We actually read True Grit in junior high for Oklahoma History class (too long ago for me to remember much), but I don't remember being too impressed by it or finding it that different from the movie. In fact, I found the novel paled to some of the Louis L'amour novels I'd read when bored at my grandma's.
Is it possible the Coens are just jerking people's chains about "True Grit"? Like a reporter asked them what they're working on and they made it up on the spot? They're famous for doing this: when asked what "Miller's Crossing" was about, they replied: "Well, it's about hats. Wearing hats. And putting them on. It's all about hats." (Which, I recognize, is somewhat true.)
They're also associated with an adaptation of Michael Chabon's "The Yiddish Policemen's Union." Now that I believe.
I haven't seen shotgun stories - but I can go for yockels every now and again.
Your review of A Serious Man is one of the best I've read - it more clearly delineates - in your first paragraph - the touching or affecting aspects of this film - which, unfortunately, didn't reach me. Whereas, before, my comments have been along the lines of "the Coens failed to touch/affect me on this one," now I can see that I might have missed something and maybe the film deserves a re-viewing.
The Class is my favorite teaching movie - and I speak from experience (this is my 34th year of teaching). I really identified with the teacher. He had a passion - but it got him into trouble sometimes.

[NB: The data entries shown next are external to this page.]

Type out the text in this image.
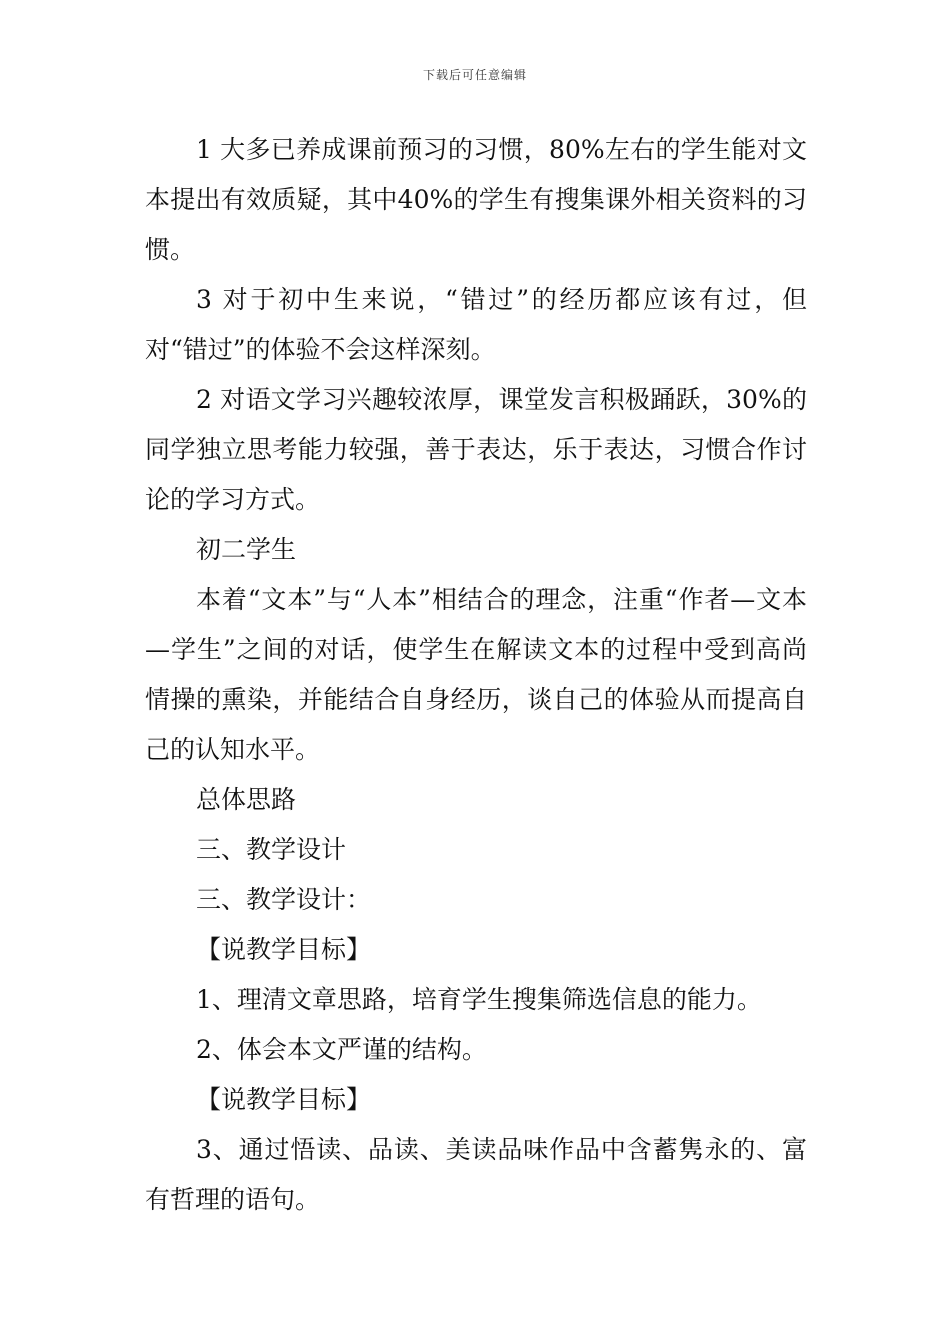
下载后可任意编辑

1 大多已养成课前预习的习惯，80%左右的学生能对文本提出有效质疑，其中40%的学生有搜集课外相关资料的习惯。

3 对于初中生来说，“错过”的经历都应该有过，但对“错过”的体验不会这样深刻。

2 对语文学习兴趣较浓厚，课堂发言积极踊跃，30%的同学独立思考能力较强，善于表达，乐于表达，习惯合作讨论的学习方式。

初二学生

本着“文本”与“人本”相结合的理念，注重“作者—文本—学生”之间的对话，使学生在解读文本的过程中受到高尚情操的熏染，并能结合自身经历，谈自己的体验从而提高自己的认知水平。

总体思路

三、教学设计

三、教学设计：

【说教学目标】

1、理清文章思路，培育学生搜集筛选信息的能力。

2、体会本文严谨的结构。

【说教学目标】

3、通过悟读、品读、美读品味作品中含蓄隽永的、富有哲理的语句。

Reminds me of me.
True Grit - there are aspects of the novel that would fit nicely into a more realistic Coen brothers' re-imagining of the story and I will be open to it. But if the bros are just pulling the wool over our eyes - first of all, shame on them for being so condescending in public; second, I'm fine with the Henry Hathaway version being the only one; it's a great movie (and it's already funny as intended - and even somewhat cynical).

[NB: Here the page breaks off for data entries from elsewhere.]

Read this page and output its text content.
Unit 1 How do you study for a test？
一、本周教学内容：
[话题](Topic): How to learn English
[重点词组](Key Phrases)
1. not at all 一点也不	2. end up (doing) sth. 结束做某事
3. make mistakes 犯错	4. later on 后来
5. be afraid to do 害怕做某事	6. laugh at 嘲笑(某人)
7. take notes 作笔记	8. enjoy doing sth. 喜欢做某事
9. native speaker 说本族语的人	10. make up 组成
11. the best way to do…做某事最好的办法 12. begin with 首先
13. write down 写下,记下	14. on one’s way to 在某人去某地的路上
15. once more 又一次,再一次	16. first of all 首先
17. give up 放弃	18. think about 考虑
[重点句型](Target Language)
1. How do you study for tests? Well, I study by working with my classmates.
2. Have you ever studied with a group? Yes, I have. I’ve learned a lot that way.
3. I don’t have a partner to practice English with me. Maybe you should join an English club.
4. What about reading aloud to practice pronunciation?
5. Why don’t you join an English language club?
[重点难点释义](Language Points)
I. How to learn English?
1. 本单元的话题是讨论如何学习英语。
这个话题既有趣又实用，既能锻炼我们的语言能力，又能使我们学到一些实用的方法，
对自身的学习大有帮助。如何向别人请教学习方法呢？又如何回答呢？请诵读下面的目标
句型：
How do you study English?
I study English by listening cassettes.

Thanks for responding, Hokahey. You didn't comment on "Shotgun Stories," so I first have to ask have you seen it? It's an interesting, atmospheric movie that concludes in a very unexpected way. I'd be curious what you think of it.

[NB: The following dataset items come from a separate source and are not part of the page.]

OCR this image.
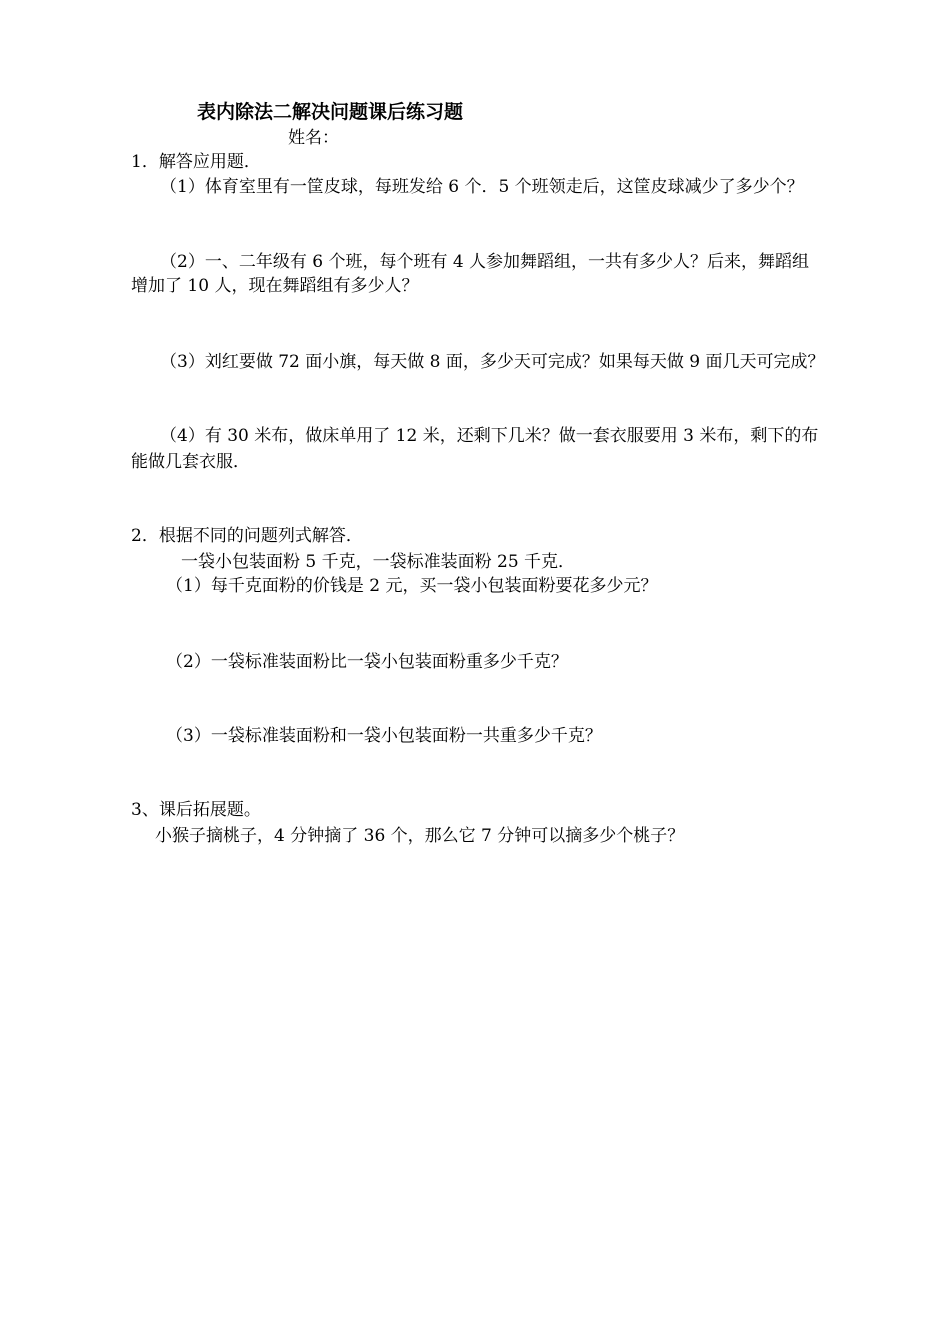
表内除法二解决问题课后练习题
姓名：
1．解答应用题．
（1）体育室里有一筐皮球，每班发给 6 个．5 个班领走后，这筐皮球减少了多少个？
（2）一、二年级有 6 个班，每个班有 4 人参加舞蹈组，一共有多少人？后来，舞蹈组
增加了 10 人，现在舞蹈组有多少人？
（3）刘红要做 72 面小旗，每天做 8 面，多少天可完成？如果每天做 9 面几天可完成？
（4）有 30 米布，做床单用了 12 米，还剩下几米？做一套衣服要用 3 米布，剩下的布
能做几套衣服．
2．根据不同的问题列式解答．
一袋小包装面粉 5 千克，一袋标准装面粉 25 千克．
（1）每千克面粉的价钱是 2 元，买一袋小包装面粉要花多少元？
（2）一袋标准装面粉比一袋小包装面粉重多少千克？
（3）一袋标准装面粉和一袋小包装面粉一共重多少千克？
3、课后拓展题。
小猴子摘桃子，4 分钟摘了 36 个，那么它 7 分钟可以摘多少个桃子？
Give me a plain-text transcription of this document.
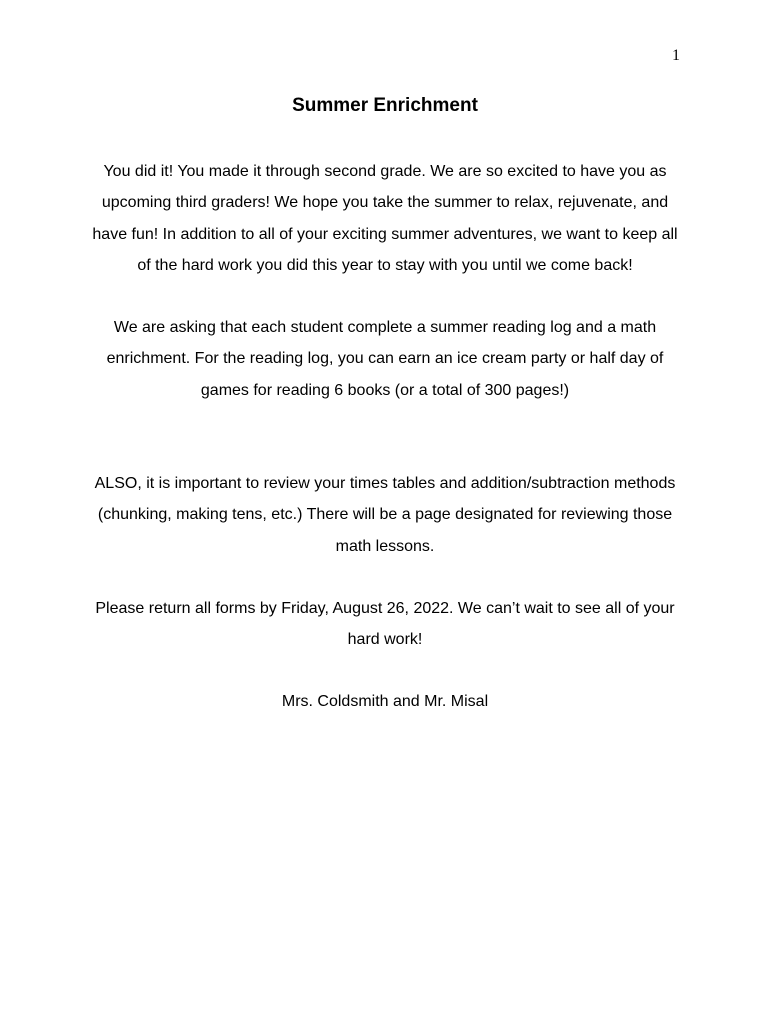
1
Summer Enrichment

You did it! You made it through second grade. We are so excited to have you as upcoming third graders! We hope you take the summer to relax, rejuvenate, and have fun! In addition to all of your exciting summer adventures, we want to keep all of the hard work you did this year to stay with you until we come back!

We are asking that each student complete a summer reading log and a math enrichment. For the reading log, you can earn an ice cream party or half day of games for reading 6 books (or a total of 300 pages!)

ALSO, it is important to review your times tables and addition/subtraction methods (chunking, making tens, etc.) There will be a page designated for reviewing those math lessons.

Please return all forms by Friday, August 26, 2022. We can’t wait to see all of your hard work!

Mrs. Coldsmith and Mr. Misal
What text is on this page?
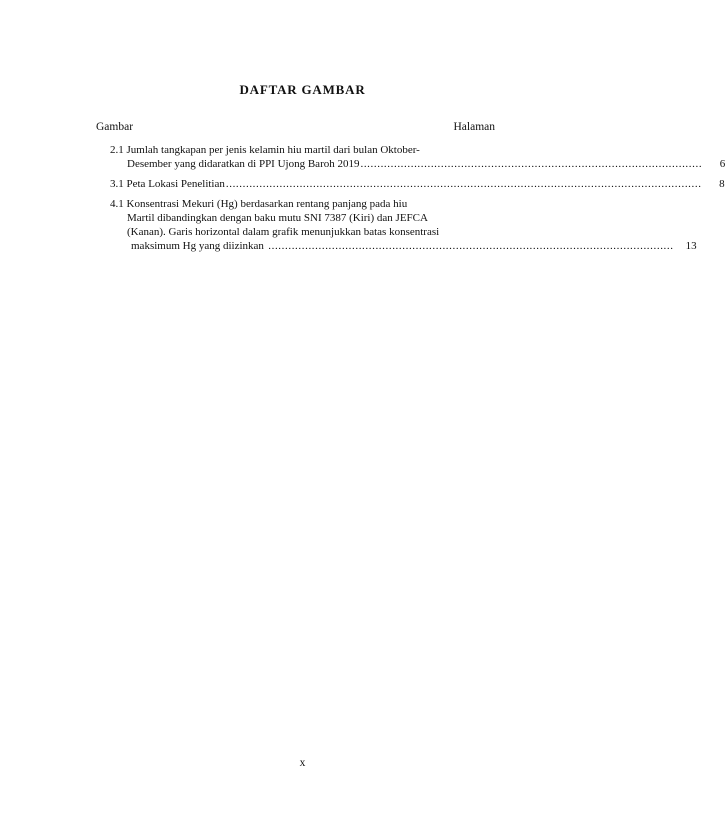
DAFTAR GAMBAR
Gambar	Halaman
2.1 Jumlah tangkapan per jenis kelamin hiu martil dari bulan Oktober-
Desember yang didaratkan di PPI Ujong Baroh 2019 ......................................................................................................	6
3.1 Peta Lokasi Penelitian ..............................................................................................................................................	8
4.1 Konsentrasi Mekuri (Hg) berdasarkan rentang panjang pada hiu
Martil dibandingkan dengan baku mutu SNI 7387 (Kiri) dan JEFCA
(Kanan). Garis horizontal dalam grafik menunjukkan batas konsentrasi
maksimum Hg yang diizinkan .........................................................................................................................	13
x
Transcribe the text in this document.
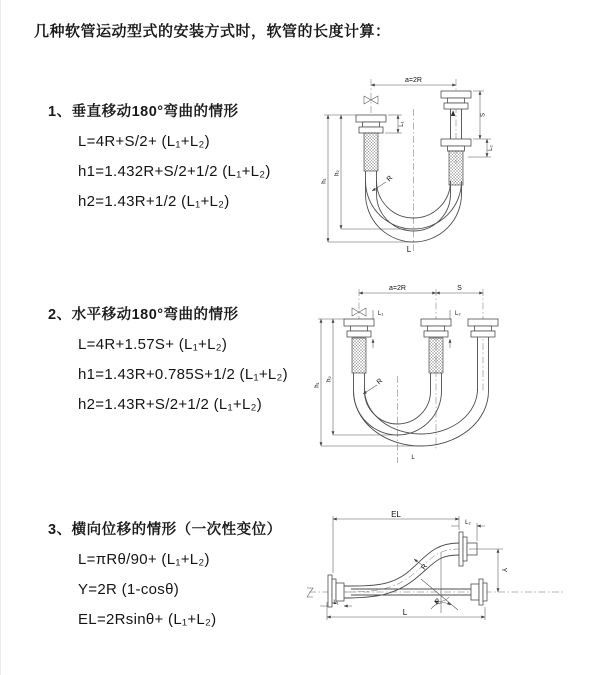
几种软管运动型式的安装方式时，软管的长度计算：
1、垂直移动180°弯曲的情形
L=4R+S/2+ (L₁+L₂)
h1=1.432R+S/2+1/2 (L₁+L₂)
h2=1.43R+1/2 (L₁+L₂)
2、水平移动180°弯曲的情形
L=4R+1.57S+ (L₁+L₂)
h1=1.43R+0.785S+1/2 (L₁+L₂)
h2=1.43R+S/2+1/2 (L₁+L₂)
3、横向位移的情形（一次性变位）
L=πRθ/90+ (L₁+L₂)
Y=2R (1-cosθ)
EL=2Rsinθ+ (L₁+L₂)
a=2R
h₁
h₂
L₁
S
L₂
R
L
a=2R	S
L₁	L₂
h₁
h₂	R
L
EL
L₂
Y
θ
R
L₁
L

I'm high on "The Class" as well, particularly its ambiguities and adamant refusal to be inspirational. That teacher is talented, but also one reckless dude.
I'm agnostic on "True Grit." But as I mentioned earlier, if it's Clooney wearing an eyepatch, I'm outta there.
Haven't seen Shotgun Stories. Sounds interesting though.
I'm with you on Clooney in an eye patch.
Your review of A Serious Man is one of the best I've read - it more clearly delineates - in your first paragraph - the touching or affecting aspects of this film - which, unfortunately, didn't reach me. Whereas, before, my comments have been along the lines of "the Coens failed to touch/affect me on this one," now I can see that I might have missed something and maybe the film deserves a re-viewing.
Thanks very much, though as always with the Coens (and despite what I originally wrote), I'm now wondering whether my initial opinion will change. They're slippery bastards, hard to pin down. Right now, however, A Serious Man is my second favorite film of the year.